La confianza, entretanto, se muestra indispensable para incentivar la inversión. Nuestra credibilidad depende, ciertamente, de la existencia de reglas claras, de la adecuada transparencia y del respeto irrestricto a la palabra empeñada. Ojalá Chile no fuera nunca más llevado ante el CIADI.

En lo que se refiere a la seguridad es un hecho palpable que las amenazas que se ciernen sobre las sociedades del planeta ya no se reducen a las clásicas hipótesis de conflicto articuladas en torno a disputas territoriales o espacios de soberanía que ponían en juego el interés nacional de los Estados. Eran los tiempos del realismo en las relaciones internacionales.

Dichas hipótesis han sido reemplazadas hoy por crisis de diversa naturaleza que conviene detectar oportunamente para adoptar la mejor posición país que mitigue efectos adversos sobre la población.

Por su parte, los esfuerzos que se desplieguen en materia de crecimiento y confianza están destinados a estrellarse si nuestro Estado no adopta una política consistente frente a las nuevas amenazas como las que provienen del crimen organizado, el narcotráfico y la migración irregular. Los ejemplos dramáticos observados en otros países demuestran que estos flagelos terminan carcomiendo la probidad y la estabilidad de las instituciones democráticas al tiempo que generan una inevitable sensación de inseguridad ciudadana.

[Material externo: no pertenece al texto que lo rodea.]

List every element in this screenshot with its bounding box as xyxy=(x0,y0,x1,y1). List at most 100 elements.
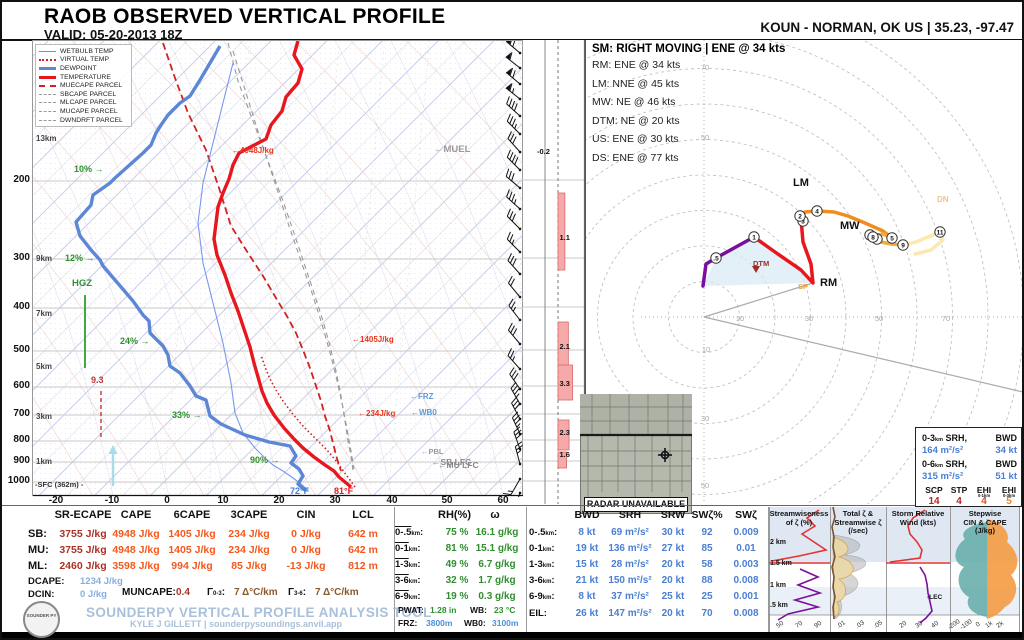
temp-tick: 10 xyxy=(217,495,229,506)
dcape-value: 1234 J/kg xyxy=(80,576,123,587)
wind-barb xyxy=(506,149,522,172)
omega-bar xyxy=(557,419,570,451)
thermo-cell: 3755 J/kg xyxy=(59,544,107,556)
kin-cell: 70 xyxy=(701,608,713,619)
hodograph-panel: 507010305010305070.513246785911LMMWRMDTM… xyxy=(384,2,1022,637)
skewt-annotation: ←1405J/kg xyxy=(352,335,394,344)
temp-tick: -20 xyxy=(48,495,64,506)
skewt-annotation: 5km xyxy=(36,362,53,371)
sub: km xyxy=(545,531,555,537)
skewt-annotation: 81°F xyxy=(334,486,354,496)
kin-cell: 58 xyxy=(701,559,713,570)
panel-height-label: 1.5 km xyxy=(770,560,792,567)
ring-label: 10 xyxy=(702,345,710,354)
legend-line-sample xyxy=(39,93,56,95)
panel-height-label: 2 km xyxy=(770,539,786,546)
bottom-band xyxy=(2,632,1022,638)
height-marker xyxy=(934,226,946,238)
skewt-annotation: HGZ xyxy=(72,278,93,289)
wind-barb xyxy=(508,298,522,322)
range: 0-.5 xyxy=(529,527,546,538)
range: 1-3 xyxy=(529,559,543,570)
sub: km xyxy=(542,563,552,569)
legend-item: WETBULB TEMP xyxy=(39,47,128,56)
thermo-cell: 812 m xyxy=(348,560,378,572)
ring-label: 50 xyxy=(701,133,709,142)
muncape-label: MUNCAPE: xyxy=(122,587,176,598)
legend-item-label: MLCAPE PARCEL xyxy=(60,99,117,107)
colon: : xyxy=(221,587,226,598)
t2: SRH, xyxy=(942,433,967,443)
range: EIL xyxy=(529,608,544,619)
temp-tick: 30 xyxy=(329,495,341,506)
colon: : xyxy=(420,527,424,538)
srh-row-values: 164 m²/s² 34 kt xyxy=(922,445,1017,456)
kin-cell: 69 m²/s² xyxy=(611,527,649,538)
sym: Γ xyxy=(288,587,295,598)
range: 6-9 xyxy=(395,591,409,602)
svg-text:4: 4 xyxy=(815,208,819,215)
temp-tick: 40 xyxy=(386,495,398,506)
index-value: 4 xyxy=(956,496,962,507)
panel-title-line: (J/kg) xyxy=(974,526,995,535)
hodograph-label: SP xyxy=(798,282,808,291)
panel-tick: 70 xyxy=(794,620,804,630)
skewt-annotation: ←MUEL xyxy=(434,144,471,155)
colon: : xyxy=(417,575,421,586)
storm-motion-line: RM: ENE @ 34 kts xyxy=(592,59,681,71)
sub: km xyxy=(542,595,552,601)
kin-cell: 0.003 xyxy=(733,559,759,570)
thermo-cell: 642 m xyxy=(348,528,378,540)
gamma-value: 7 Δ°C/km xyxy=(315,587,359,598)
hodograph-trace xyxy=(799,209,894,240)
wb-value: 23 °C xyxy=(494,605,516,615)
rh-value: 49 % xyxy=(445,559,469,570)
skewt-annotation: ←234J/kg xyxy=(358,409,396,418)
height-marker xyxy=(886,232,898,244)
thermo-cell: 4948 J/kg xyxy=(112,528,160,540)
sub: km xyxy=(408,563,418,569)
kin-header: SWζ% xyxy=(691,509,723,521)
srh-range: 0-6km SRH, xyxy=(922,459,967,469)
thermo-row-label: ML: xyxy=(28,560,48,572)
skewt-annotation: ←4948J/kg xyxy=(232,146,274,155)
kin-header: BWD xyxy=(574,509,600,521)
panel-title: Streamwiseness of ζ (%) xyxy=(759,509,839,527)
frz-value: 3800m xyxy=(426,618,453,628)
panel-tick: .03 xyxy=(854,619,866,630)
height-marker xyxy=(811,205,823,217)
thermo-cell: 994 J/kg xyxy=(171,560,213,572)
ring-label: 50 xyxy=(701,481,709,490)
kin-header: SWζ xyxy=(735,509,757,521)
mixratio-value: 0.3 g/kg xyxy=(478,591,516,602)
thermo-cell: 642 m xyxy=(348,544,378,556)
map-svg xyxy=(579,393,693,515)
pressure-tick: 900 xyxy=(13,455,30,466)
skewt-annotation: 33% → xyxy=(172,410,202,420)
thermo-cell: 2460 J/kg xyxy=(59,560,107,572)
sbcape-parcel-line xyxy=(227,42,354,472)
index-sub: 0-3km xyxy=(1002,493,1016,498)
kin-cell: 0.008 xyxy=(733,575,759,586)
kin-cell: 15 kt xyxy=(575,559,599,570)
panel-title: Storm Relative Wind (kts) xyxy=(878,509,958,527)
range: 3-6 xyxy=(529,575,543,586)
rh-value: 81 % xyxy=(445,543,469,554)
ring-label: 70 xyxy=(942,314,950,323)
colon: : xyxy=(551,591,555,602)
bwd-value: 51 kt xyxy=(995,471,1017,482)
range: 0-1 xyxy=(529,543,543,554)
kin-cell: 0.01 xyxy=(736,543,756,554)
skewt-annotation: ←FRZ xyxy=(410,392,434,401)
pressure-tick: 1000 xyxy=(7,475,30,486)
kin-cell: 25 kt xyxy=(661,591,685,602)
panel-title-line: CIN & CAPE xyxy=(963,517,1007,527)
wind-barb xyxy=(506,208,522,231)
wb0-value: 3100m xyxy=(492,618,519,628)
storm-motion-line: US: ENE @ 30 kts xyxy=(592,133,679,145)
virtual-temp-line xyxy=(260,354,356,488)
kin-cell: 27 kt xyxy=(661,543,685,554)
legend-item-label: WETBULB TEMP xyxy=(60,47,114,55)
srh-bwd-box: 0-3km SRH, BWD 164 m²/s² 34 kt 0-6km SRH, BWD… xyxy=(915,427,1022,507)
legend-line-sample xyxy=(39,50,56,52)
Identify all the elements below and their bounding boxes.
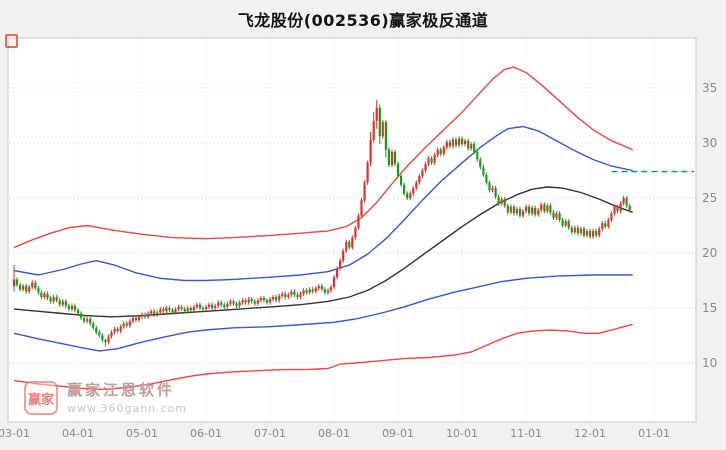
y-gridlines-and-labels: 10 15 20 25 30 35 [9, 81, 717, 370]
svg-text:04-01: 04-01 [62, 427, 94, 440]
svg-text:10: 10 [702, 356, 717, 370]
x-gridlines-and-labels: 03-01 04-01 05-01 06-01 07-01 08-01 09-01 10-01… [0, 39, 670, 440]
candles-layer [12, 100, 631, 347]
watermark-text: 赢家江恩软件 www.360gann.com [67, 381, 187, 415]
corner-marker-icon [5, 34, 18, 48]
svg-text:09-01: 09-01 [382, 427, 414, 440]
svg-text:03-01: 03-01 [0, 427, 30, 440]
svg-text:11-01: 11-01 [510, 427, 542, 440]
svg-text:25: 25 [702, 191, 717, 205]
brand-logo-icon: 赢家 [24, 381, 58, 415]
band-lower-blue [13, 274, 633, 352]
band-upper-blue [13, 125, 633, 282]
band-upper-red [13, 66, 633, 249]
chart-title: 飞龙股份(002536)赢家极反通道 [237, 11, 489, 30]
svg-text:05-01: 05-01 [126, 427, 158, 440]
svg-text:30: 30 [702, 136, 717, 150]
svg-text:08-01: 08-01 [318, 427, 350, 440]
svg-text:12-01: 12-01 [574, 427, 606, 440]
watermark: 赢家 赢家江恩软件 www.360gann.com [24, 381, 187, 415]
svg-text:10-01: 10-01 [446, 427, 478, 440]
svg-text:20: 20 [702, 246, 717, 260]
svg-text:06-01: 06-01 [190, 427, 222, 440]
svg-text:35: 35 [702, 81, 717, 95]
band-middle-black [13, 186, 633, 318]
svg-text:15: 15 [702, 301, 717, 315]
svg-text:01-01: 01-01 [638, 427, 670, 440]
svg-text:07-01: 07-01 [254, 427, 286, 440]
watermark-brand: 赢家江恩软件 [67, 381, 176, 399]
band-lower-red [13, 323, 633, 391]
watermark-url: www.360gann.com [67, 402, 188, 415]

De allí que los esfuerzos que se realicen en torno al refuerzo del multilateralismo y al fortalecimiento de las relaciones bilaterales con nuestros vecinos pueden llegar a ser neutralizados si no existe una conjunción entre la política exterior y la política de seguridad donde la inteligencia tradicional y la inteligencia económica juegan roles relevantes.

En este sentido, el diseño institucional chileno no responde actualmente a este imperativo. Por lo mismo, nos unimos a aquellos que han hecho ver al Canciller la importancia de crear un sólido Consejo de Seguridad y Política Exterior, como órgano asesor clave del Jefe del Estado, que aborde los desafíos derivados de las nuevas amenazas de una forma coordinada e integrada.

La propuesta anterior se ve reforzada por la constatación de que el actual Consejo de Seguridad Nacional ha experimentado una mutación constitucional que lo sitúa con un mero carácter programático en la Carta Fundamental.